“You’ll get home okay?”
“I’ll be fine,” she insisted.
“‘Cause you’re listing pretty hard to the right,” her sister observed.
Remi did her best to straighten up and overcompensated, jostling the plate into her empty glass.
“I’ll make sure she gets home safe,” Brick promised.
“Thanks for taking up babysitting duty,” Kimber said.
Remi was too fuzzy-headed to be properly offended. “Do you know what that’s all about?” she asked Brick after the door closed behind her sister.
He shrugged and turned around to key something into the order screen.

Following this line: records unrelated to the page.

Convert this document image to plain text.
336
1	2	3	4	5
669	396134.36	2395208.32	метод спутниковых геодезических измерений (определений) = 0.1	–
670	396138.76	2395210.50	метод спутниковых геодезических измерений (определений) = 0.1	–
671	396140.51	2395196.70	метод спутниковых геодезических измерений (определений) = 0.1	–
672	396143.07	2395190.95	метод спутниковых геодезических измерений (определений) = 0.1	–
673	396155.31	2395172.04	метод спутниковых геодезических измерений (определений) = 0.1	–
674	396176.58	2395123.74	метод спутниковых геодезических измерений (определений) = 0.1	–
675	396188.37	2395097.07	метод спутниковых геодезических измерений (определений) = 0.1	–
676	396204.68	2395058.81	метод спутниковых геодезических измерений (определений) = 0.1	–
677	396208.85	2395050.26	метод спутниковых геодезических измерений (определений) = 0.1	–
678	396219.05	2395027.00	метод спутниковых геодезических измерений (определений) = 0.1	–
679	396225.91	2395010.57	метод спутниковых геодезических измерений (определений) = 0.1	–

“A fount of information as usual,” she complained, picking up the dredges of her pink flamingo and slurping at the ice.
He turned around and removed the glass from her hand. “Maybe you should have been paying closer attention to things at home.”
“Question. Does everyone on this island have a problem with me, or are you and my sister the only members of the Remi Sucks Club?”
Darius elbowed Brick out of the way.
“So, Ms. Artist. Catch me up. What are you painting? Studly nude gentlemen?” he demanded.
She knew he was redirecting her. But the nice man had given her such good alcohol. It couldn’t hurt to share just a little bit of the truth, could it?
“I’m painting music. Well, what I see when I hear music.”
“Girl! Good for you!”
“Really?” Brick’s mouth was still pursed in a frown, but his eyebrows showed his interest.
“I started to dabble with it in art school. Apparently there’s a market for what weird brains see.”
“What’s the coolest place a Remi Ford original hangs?” Darius demanded, leaning in to snatch a French fry off her plate.
“There’s one in the mayor’s house.”
“Chicago or Mackinac? Because one of those is much more impressive than the other,” he pointed out.
She grinned. “Chicago. The mayor saw it at a gallery and liked it.” Actually, the woman had “fallen in love with it,” according to the gallery curator. But repeating that just felt like bragging.
“I always knew little Remi Ford would be going places,” Darius said as he poured a pint of lager from the tap.
Brick disappeared without a word.
Without his disapproval hovering over her, she snuck a bite of burger. It was so good she ate an entire slider in four neat bites.
She did feel pleasantly woozy. Enough so that she’d forgotten about the envelope and the man who’d sent it. Crap. Now she was remembering it.
“What?” Brick demanded from across the bar.
She jumped, slapping a hand to her heart to make sure it restarted properly.
“Jeez. Warn a girl!”
“Why are you so jumpy? And what’s wrong with your face?”